Model And Reranker Calibration
CoreTex uses two model roles:
| Model role | Launch selection | Why |
|---|---|---|
| Bi-encoder | BAAI/bge-m3 |
Produces compact dense retrieval vectors for queries and corpus documents |
| Production reranker | Qwen/Qwen3-Reranker-0.6B |
Reranks query/document pairs on CPU with a practical 0.6B footprint |
| Offline audit/reference reranker | IAAR-Shanghai/MemReranker-4B |
Stronger memory-specific audit path for qrel and benchmark sanity checks |
The production path is CPU-only. Miners may use any model or GPU setup to search for good patches, but accepted work is scored by the pinned CoreTex evaluator. That keeps canonical scoring from becoming "most expensive GPU wins."
The 0.6B reranker was selected for the launch path because it is public, pinnable by immutable revision and file hashes, practical for CPU evaluation, and strong enough to provide a meaningful retrieval signal. The audit/reference reranker is deliberately separate. It can be used during corpus validation to check whether qrel categories agree with a stronger memory-specific model, but live eval does not depend on it.

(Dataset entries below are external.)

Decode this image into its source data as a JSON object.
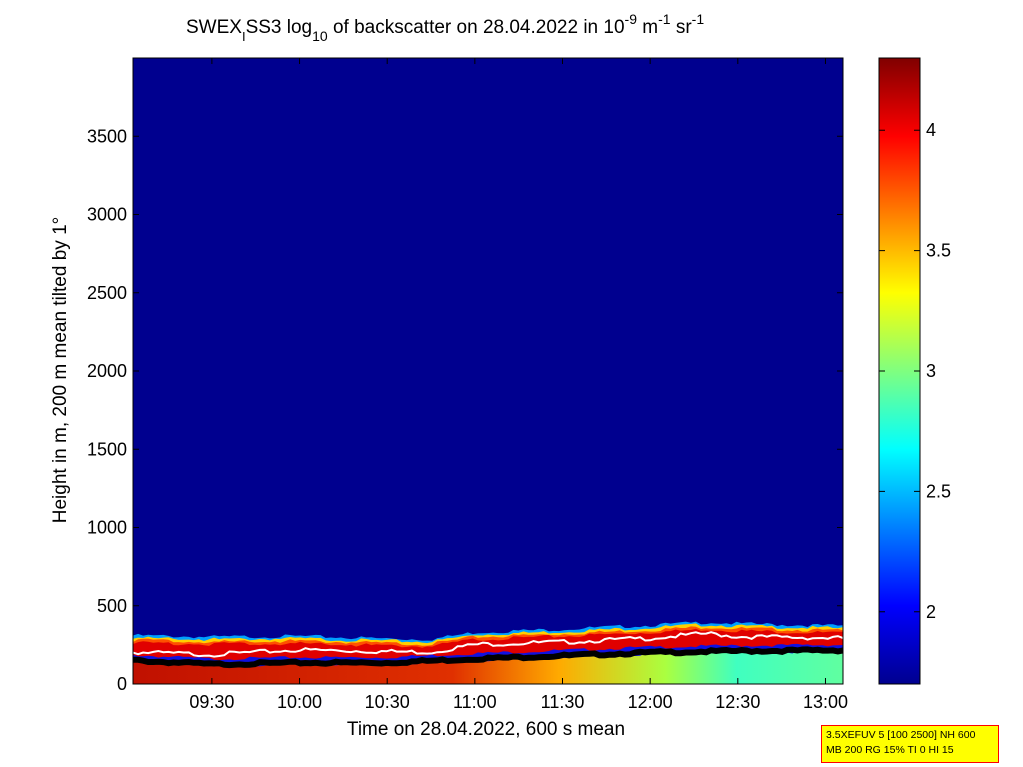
{
  "chart_data": {
    "type": "heatmap",
    "title_parts": {
      "a": "SWEX",
      "b": "I",
      "c": "SS3 log",
      "d": "10",
      "e": " of backscatter on 28.04.2022 in 10",
      "f": "-9",
      "g": " m",
      "h": "-1",
      "i": " sr",
      "j": "-1"
    },
    "xlabel": "Time on 28.04.2022, 600 s mean",
    "ylabel": "Height in m, 200 m mean tilted by 1°",
    "x_ticks": [
      "09:30",
      "10:00",
      "10:30",
      "11:00",
      "11:30",
      "12:00",
      "12:30",
      "13:00"
    ],
    "x_range_hours": [
      9.05,
      13.1
    ],
    "y_ticks": [
      0,
      500,
      1000,
      1500,
      2000,
      2500,
      3000,
      3500
    ],
    "ylim": [
      0,
      4000
    ],
    "colorbar": {
      "ticks": [
        "2",
        "2.5",
        "3",
        "3.5",
        "4"
      ],
      "range": [
        1.7,
        4.3
      ],
      "colormap": "jet"
    },
    "layer_top_m": [
      [
        9.05,
        310
      ],
      [
        9.5,
        300
      ],
      [
        10.0,
        305
      ],
      [
        10.5,
        290
      ],
      [
        10.75,
        285
      ],
      [
        11.0,
        330
      ],
      [
        11.5,
        350
      ],
      [
        12.0,
        375
      ],
      [
        12.33,
        395
      ],
      [
        12.5,
        385
      ],
      [
        13.1,
        370
      ]
    ],
    "white_line_m": [
      [
        9.05,
        210
      ],
      [
        9.5,
        195
      ],
      [
        10.0,
        225
      ],
      [
        10.5,
        215
      ],
      [
        10.75,
        210
      ],
      [
        11.0,
        260
      ],
      [
        11.5,
        275
      ],
      [
        12.0,
        300
      ],
      [
        12.33,
        330
      ],
      [
        12.5,
        310
      ],
      [
        13.1,
        300
      ]
    ],
    "black_line_m": [
      [
        9.05,
        155
      ],
      [
        9.5,
        130
      ],
      [
        10.0,
        140
      ],
      [
        10.5,
        140
      ],
      [
        11.0,
        165
      ],
      [
        11.5,
        185
      ],
      [
        12.0,
        205
      ],
      [
        12.5,
        215
      ],
      [
        13.1,
        220
      ]
    ]
  },
  "info_box": {
    "line1": "3.5XEFUV 5 [100 2500] NH 600",
    "line2": "MB 200 RG 15% TI 0 HI 15"
  }
}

Calibration produces or validates:
| Calibration output | Meaning |
|---|---|
replayTolerancePpm |
Maximum score drift tolerated between coordinator and replay |
minImprovementPpm |
Minimum improvement required over the parent substrate |
baselineParentScorePpm |
Parent score on the calibrated baseline pack |
baselineVariancePpm |
Measured baseline variance across calibration samples |
| hidden-pack quotas | Required family/depth coverage inside sampled packs |
| qrel map sanity | Whether category labels track reranker score order |
The staging calibration record showed the full BGE-M3/Qwen3/MemReranker pipeline executing end to end. The launch corpus is larger and uses the synthesizer-label path, so final bundle values are produced after the launch corpus completes.